Daily Meditations

MARY THE MEDIATRESS (Part VI)

The members of this New Israel are a new, “holy nation, a peculiar people,” an ethnos without tribes or ethnicity, a nation with no abiding or ruling city here. In the New Israel, not only priests and kings but all the people are anointed with a new anointing, the holy chrism and seal of the Holy Spirit, into “a royal priesthood”39 inherited not through “the will of the flesh,”40 not through a family, tribe, or ethnic birthright, but through “the adoption as sons of God”” by grace, Only by the royal priesthood and the consent of the sons of God can the liturgical priesthood be conferred.

The Theotokos is the mother of the Church because she is the mother of the lifegiving body and blood of Christ. Without the Theotokos there is no Christ and no Church. Fathers even identified her with the Church and the Church with her. “We hymn the Ever-Virgin Mary, which is to say, the Church.”42

In the name “Theotokos” the whole meaning of the Church is contained. This is symbolized by the holy icon called the Platytera, “She who is broader than the Heavens” (Πλατυτέρα των ουρανών), in which she bears Christ enthroned in her womb. Her womb is represented by a circle or oval containing the Infant Christ, Standing with her arms open, ever receiving all who are present, she is a precise figure and symbol of the Church with Christ in her midst.

Traditionally placed in the apse of the church building, the Platytera overlooks the sanctuary and the holy table and us her children.43 All people are her children, Christians and non-Christians alike, because she mediated human life to God and divine life for all mankind and not for chosen races.

Because of her consent to the incarnation, creation itself took place. She was our mother ontologically in the eternal will of God before the ages, and our mother in history who gave flesh to the Lord that we may be reborn of that same flesh. Therefore, whether we call her Mediatress, or Mother of Life, 44 we say the same thing.

She is creation’s own chosen Mediatress to the Lord. In a Nativity vesper hymn, all creatures, rational and irrational, visible and invisible, earthly and heavenly, are represented with their own unique thanksgiving offerings to Christ in anticipation of His imminent appearance on earth:

“The angels offer a hymn, the heavens the star, the Magi the gifts, the earth the cave, the wilderness the manger, and we a Virgin Mother.” She is the only offering that Adam’s children are able to bring to the economy of salvation. Naturally we supplicate her saying, “In you alone do I hope.”45

~Adapted from George S. Gabriel, Mary: The Untrodden Portal of God

39. 1Pet. 2:9

40. Jn. 1:13

41. Gal. 4:5; Jn. 1:12

42. Cyril of Alexandria. Quoted by A. Yevtich in The Theotokos: Four Homilies on the Mother of God by St. John of Damascus, p. 270, n26.

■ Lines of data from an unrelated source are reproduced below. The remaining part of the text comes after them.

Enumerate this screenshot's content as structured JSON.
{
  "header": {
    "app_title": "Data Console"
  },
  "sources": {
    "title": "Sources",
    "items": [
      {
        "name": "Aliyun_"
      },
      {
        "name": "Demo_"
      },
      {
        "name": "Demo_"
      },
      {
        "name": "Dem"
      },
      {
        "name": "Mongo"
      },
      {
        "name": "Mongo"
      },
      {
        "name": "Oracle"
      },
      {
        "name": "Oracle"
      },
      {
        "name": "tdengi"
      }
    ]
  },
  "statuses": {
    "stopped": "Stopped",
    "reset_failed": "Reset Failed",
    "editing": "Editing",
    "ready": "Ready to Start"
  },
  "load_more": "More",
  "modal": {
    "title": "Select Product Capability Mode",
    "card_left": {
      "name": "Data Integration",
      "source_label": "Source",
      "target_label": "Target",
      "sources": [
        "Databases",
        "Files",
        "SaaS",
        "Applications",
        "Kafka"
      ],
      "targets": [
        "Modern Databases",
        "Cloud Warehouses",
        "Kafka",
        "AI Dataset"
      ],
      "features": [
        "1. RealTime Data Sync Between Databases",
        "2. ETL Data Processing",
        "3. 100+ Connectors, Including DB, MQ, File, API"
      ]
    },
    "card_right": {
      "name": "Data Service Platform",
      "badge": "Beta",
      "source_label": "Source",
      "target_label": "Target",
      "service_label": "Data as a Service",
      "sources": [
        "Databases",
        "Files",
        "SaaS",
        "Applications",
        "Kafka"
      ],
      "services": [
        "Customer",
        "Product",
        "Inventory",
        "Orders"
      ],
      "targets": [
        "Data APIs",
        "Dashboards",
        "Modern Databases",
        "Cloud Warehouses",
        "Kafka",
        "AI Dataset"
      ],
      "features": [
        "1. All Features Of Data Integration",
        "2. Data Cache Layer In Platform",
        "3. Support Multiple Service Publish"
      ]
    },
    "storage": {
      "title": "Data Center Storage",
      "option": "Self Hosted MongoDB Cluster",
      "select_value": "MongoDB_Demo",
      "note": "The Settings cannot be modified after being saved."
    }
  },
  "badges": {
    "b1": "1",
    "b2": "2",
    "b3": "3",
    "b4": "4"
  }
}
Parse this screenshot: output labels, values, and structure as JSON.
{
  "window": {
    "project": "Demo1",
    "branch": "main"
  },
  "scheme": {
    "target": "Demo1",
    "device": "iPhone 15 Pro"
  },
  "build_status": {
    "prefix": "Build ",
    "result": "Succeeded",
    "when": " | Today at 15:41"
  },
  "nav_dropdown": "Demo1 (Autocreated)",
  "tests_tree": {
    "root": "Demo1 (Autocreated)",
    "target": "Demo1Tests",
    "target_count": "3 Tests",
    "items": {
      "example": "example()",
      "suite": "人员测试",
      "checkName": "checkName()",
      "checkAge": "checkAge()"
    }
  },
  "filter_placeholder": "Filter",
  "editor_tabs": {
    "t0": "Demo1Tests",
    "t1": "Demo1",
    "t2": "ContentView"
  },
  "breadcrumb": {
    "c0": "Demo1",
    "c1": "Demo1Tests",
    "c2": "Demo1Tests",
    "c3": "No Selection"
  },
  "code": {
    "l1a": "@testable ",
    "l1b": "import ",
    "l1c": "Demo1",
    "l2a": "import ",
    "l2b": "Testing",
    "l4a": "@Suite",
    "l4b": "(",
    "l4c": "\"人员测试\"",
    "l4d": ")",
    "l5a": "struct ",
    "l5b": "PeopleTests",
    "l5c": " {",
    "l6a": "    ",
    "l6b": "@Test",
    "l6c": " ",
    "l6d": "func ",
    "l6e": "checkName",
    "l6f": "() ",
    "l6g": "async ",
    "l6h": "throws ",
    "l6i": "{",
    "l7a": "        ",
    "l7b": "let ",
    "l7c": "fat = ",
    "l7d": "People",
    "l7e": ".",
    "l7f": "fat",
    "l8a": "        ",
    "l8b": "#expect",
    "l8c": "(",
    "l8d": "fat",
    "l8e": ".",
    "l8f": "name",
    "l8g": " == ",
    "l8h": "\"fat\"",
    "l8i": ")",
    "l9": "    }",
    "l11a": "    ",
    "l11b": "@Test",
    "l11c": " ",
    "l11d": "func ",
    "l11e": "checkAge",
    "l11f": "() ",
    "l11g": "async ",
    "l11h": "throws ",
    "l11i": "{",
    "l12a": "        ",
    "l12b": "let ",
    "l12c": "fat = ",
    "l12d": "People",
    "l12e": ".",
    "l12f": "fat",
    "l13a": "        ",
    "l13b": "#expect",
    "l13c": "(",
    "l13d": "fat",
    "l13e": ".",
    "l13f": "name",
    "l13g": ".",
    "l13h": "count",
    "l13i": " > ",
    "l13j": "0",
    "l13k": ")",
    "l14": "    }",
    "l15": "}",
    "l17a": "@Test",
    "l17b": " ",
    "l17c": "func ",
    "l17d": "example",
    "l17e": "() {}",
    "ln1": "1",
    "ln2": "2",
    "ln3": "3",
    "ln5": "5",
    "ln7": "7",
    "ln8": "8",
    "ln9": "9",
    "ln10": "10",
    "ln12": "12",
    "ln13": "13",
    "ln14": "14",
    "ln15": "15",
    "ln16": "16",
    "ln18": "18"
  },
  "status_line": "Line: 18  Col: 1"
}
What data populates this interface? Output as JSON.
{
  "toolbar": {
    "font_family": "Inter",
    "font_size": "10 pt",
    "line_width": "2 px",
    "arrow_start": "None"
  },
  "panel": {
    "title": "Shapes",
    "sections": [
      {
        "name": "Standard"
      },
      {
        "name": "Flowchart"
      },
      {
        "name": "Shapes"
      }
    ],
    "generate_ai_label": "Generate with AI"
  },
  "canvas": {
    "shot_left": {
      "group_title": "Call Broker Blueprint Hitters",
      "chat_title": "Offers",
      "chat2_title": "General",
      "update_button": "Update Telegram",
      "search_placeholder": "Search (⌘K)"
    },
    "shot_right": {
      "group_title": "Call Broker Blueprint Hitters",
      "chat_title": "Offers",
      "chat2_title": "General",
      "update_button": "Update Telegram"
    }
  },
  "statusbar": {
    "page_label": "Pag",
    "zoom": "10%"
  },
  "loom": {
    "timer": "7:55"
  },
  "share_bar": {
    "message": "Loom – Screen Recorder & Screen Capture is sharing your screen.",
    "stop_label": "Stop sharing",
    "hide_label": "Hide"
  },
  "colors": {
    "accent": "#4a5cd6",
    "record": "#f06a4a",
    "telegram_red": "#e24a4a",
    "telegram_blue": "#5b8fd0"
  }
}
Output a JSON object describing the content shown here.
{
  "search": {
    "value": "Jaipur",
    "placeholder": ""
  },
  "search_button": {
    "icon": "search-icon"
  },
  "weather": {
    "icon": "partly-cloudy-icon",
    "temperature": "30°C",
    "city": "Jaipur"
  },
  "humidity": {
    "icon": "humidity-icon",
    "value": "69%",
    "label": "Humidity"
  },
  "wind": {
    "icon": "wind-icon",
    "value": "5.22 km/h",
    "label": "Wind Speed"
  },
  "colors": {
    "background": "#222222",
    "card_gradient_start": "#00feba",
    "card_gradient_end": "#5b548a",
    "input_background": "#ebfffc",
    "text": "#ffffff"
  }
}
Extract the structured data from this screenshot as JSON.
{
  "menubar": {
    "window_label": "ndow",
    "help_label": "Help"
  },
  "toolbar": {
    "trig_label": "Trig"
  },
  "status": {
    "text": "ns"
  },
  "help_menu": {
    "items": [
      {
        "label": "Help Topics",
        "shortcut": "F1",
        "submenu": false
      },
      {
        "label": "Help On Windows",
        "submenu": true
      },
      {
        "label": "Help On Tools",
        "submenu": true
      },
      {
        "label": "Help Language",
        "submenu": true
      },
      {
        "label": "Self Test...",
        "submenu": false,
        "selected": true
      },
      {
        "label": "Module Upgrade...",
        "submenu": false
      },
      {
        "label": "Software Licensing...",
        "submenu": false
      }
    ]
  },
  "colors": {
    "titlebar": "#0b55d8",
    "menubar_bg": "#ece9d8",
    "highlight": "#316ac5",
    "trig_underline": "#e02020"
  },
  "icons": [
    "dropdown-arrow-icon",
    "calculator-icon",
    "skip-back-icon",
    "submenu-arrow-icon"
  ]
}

43. The placement of the Theotokos’ image in this location predates iconoclasm. The Platytera icon visually expresses the words “Our God Who existed before the ages made your womb a throne and your belly broader than the heavens.” (From the Theotokion “All creation rejoices in you who are full of grace …”)

44. Cf. the Anthem Hymns (Apolytikion and Kontakion) of the Dormition Feast.

45. Fourth Ode of the Great Supplicatory Canon.